Notably, the revised standards “require a CFP professional to act as a fiduciary, and therefore, to act in the best interests of the client, at all times when providing financial advice.” To allow time for implementation, the Code and Standards will become effective on October 1, 2019.
The previously existing standards in fact already impose a fiduciary duty on a CFP professional when providing “financial planning services.” Crucially, the new standards extend the application of the fiduciary duty to “all financial advice.” CFP Board’s reasons for the decision are presented in substantial detail in a newly published discussion draft of the standards, available for download here.
Advocates for the DOL fiduciary rule expansion quickly and loudly applauded the move by CFP Board. They clearly hope the new requirement could pick up some of the regulatory slack seemingly created by the surprise 5th Circuit ruling.
“Investors often can’t easily tell whether the financial professional they are working with is providing advice that’s in the investor’s best interest or a mere sales pitch disguised as advice that’s in the financial professional’s interest,” says Micah Hauptman, financial services counsel for the Consumer Federation of America, which has been an outspoken supporter of the DOL fiduciary rule expansion process. “Particularly at this time, with regulatory protections under attack on all fronts and significant market and regulatory uncertainty about what protections investors will receive when they seek investment advice, a strong indicator that the financial professional will act ethically and provide advice that’s truly in the customer’s best interest is for the financial professional to practice under the CFP mark.”
Not all the reaction has been positive, however. Hauptman claims he has seen evidence that “some firms have threatened to decertify their professionals if faced with the prospect of having to comply with these higher standards.”
“If firms follow through on their threats, investors will clearly see just whose side these firms are on and they will bear the consequences of their anti-investor, ethically compromised decisions,” Hauptman says.
CFA Director of Investor Protection Barbara Roper served as a member of the Standards Commission that proposed the new CFP Board standards. She says the move to adopt the proposed standards is a “historic advance in professional standards,” and she adds she is “pleased that the CFP Board has approved our recommendations.”

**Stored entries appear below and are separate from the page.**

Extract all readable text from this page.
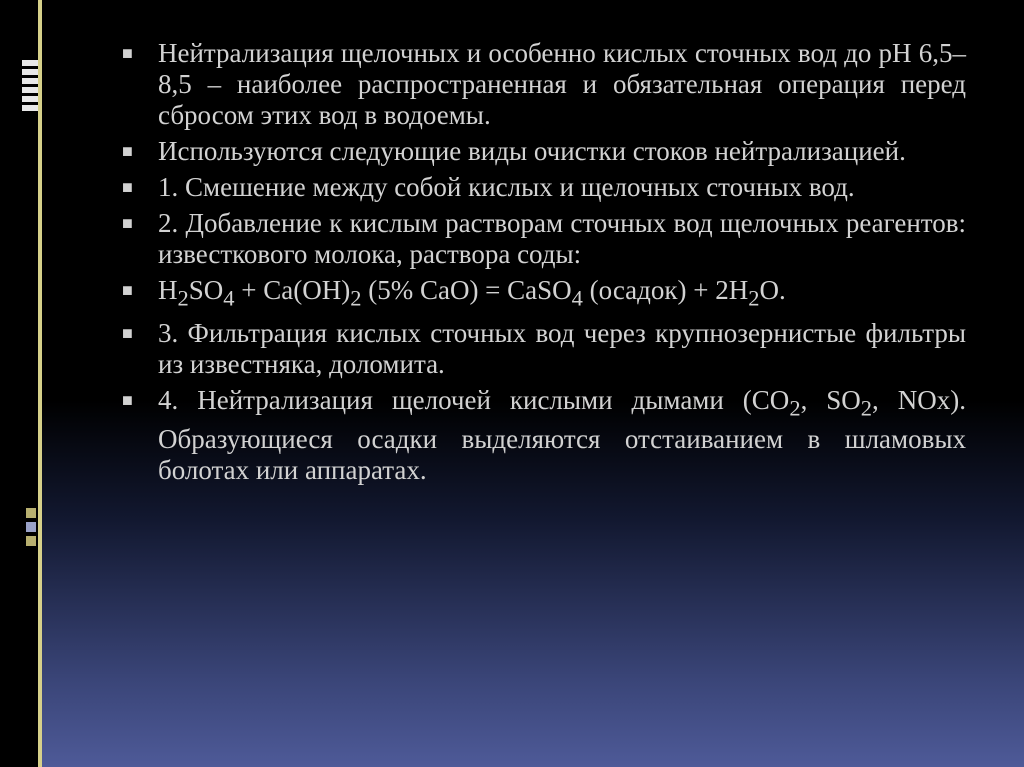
■ Нейтрализация щелочных и особенно кислых сточных вод до рН 6,5–8,5 – наиболее распространенная и обязательная операция перед сбросом этих вод в водоемы.
■ Используются следующие виды очистки стоков нейтрализацией.
■ 1. Смешение между собой кислых и щелочных сточных вод.
■ 2. Добавление к кислым растворам сточных вод щелочных реагентов: известкового молока, раствора соды:
■ $H_2SO_4 + Ca(OH)_2$ (5% CaO) = CaSO$_4$ (осадок) + $2H_2O$.
■ 3. Фильтрация кислых сточных вод через крупнозернистые фильтры из известняка, доломита.
■ 4. Нейтрализация щелочей кислыми дымами ($CO_2$, $SO_2$, NOx). Образующиеся осадки выделяются отстаиванием в шламовых болотах или аппаратах.
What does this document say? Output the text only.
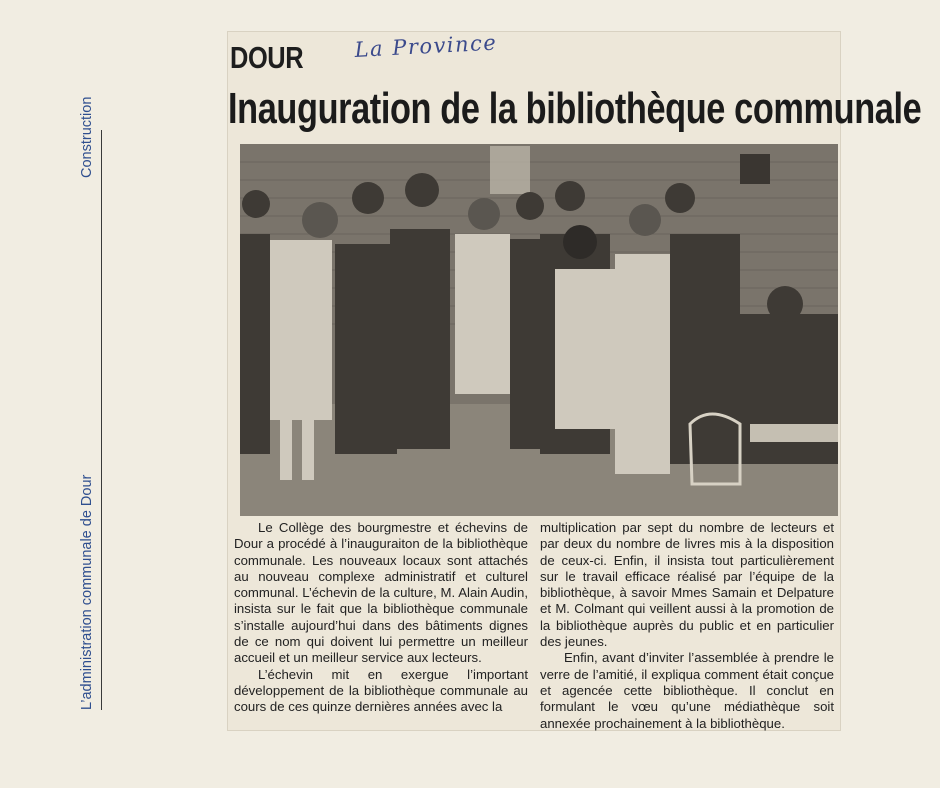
Construction
L’administration communale de Dour
DOUR La Province
Inauguration de la bibliothèque communale

Le Collège des bourgmestre et échevins de Dour a procédé à l’inauguraiton de la bibliothèque communale. Les nouveaux locaux sont attachés au nouveau complexe administratif et culturel communal. L’échevin de la culture, M. Alain Audin, insista sur le fait que la bibliothèque communale s’installe aujourd’hui dans des bâtiments dignes de ce nom qui doivent lui permettre un meilleur accueil et un meilleur service aux lecteurs.

L’échevin mit en exergue l’important développement de la bibliothèque communale au cours de ces quinze dernières années avec la

multiplication par sept du nombre de lecteurs et par deux du nombre de livres mis à la disposition de ceux-ci. Enfin, il insista tout particulièrement sur le travail efficace réalisé par l’équipe de la bibliothèque, à savoir Mmes Samain et Delpature et M. Colmant qui veillent aussi à la promotion de la bibliothèque auprès du public et en particulier des jeunes.

Enfin, avant d’inviter l’assemblée à prendre le verre de l’amitié, il expliqua comment était conçue et agencée cette bibliothèque. Il conclut en formulant le vœu qu’une médiathèque soit annexée prochainement à la bibliothèque.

Background information included in the preamble to the new standards is actually quite revealing in terms of what it took for CFP Board to reach this juncture. As the document lays out, CFP Board’s predecessor organization, the International Board of Standards and Practices for Certified Financial Planners (IBCFP), introduced its first Code of Ethics in 1985. In 1986, IBCFP revised the Code of Ethics and integrated new Standards of Practice. In 1993, IBCFP adopted a new name, the Code of Ethics and Professional Responsibility, divided the standards into Principles and Rules, added a Terminology section, and made substantive revisions.
The next round of reforms came in 1998, when CFP Board adopted the first two steps of the Financial Planning Practice Standards. CFP Board added the third step of the Practice Standards in 1999, the fourth and fifth steps in 2000, and the sixth and final step in 2001. CFP Board adopted the current Standards of Professional Conduct in 2007, which substantively revised and renamed as Rules of Conduct the Rules portion of the Code of Ethics and Professional Responsibility.
Then, in December 2015, CFP Board announced the formation of a Commission on Standards to review and recommend to CFP Board’s Board of Directors proposed changes to the Terminology, Code of Ethics and Professional Responsibility, Rules of Conduct, and Practice Standards sections of the Standards of Professional Conduct. The commission has now put forward the fruits of its multi-year labor.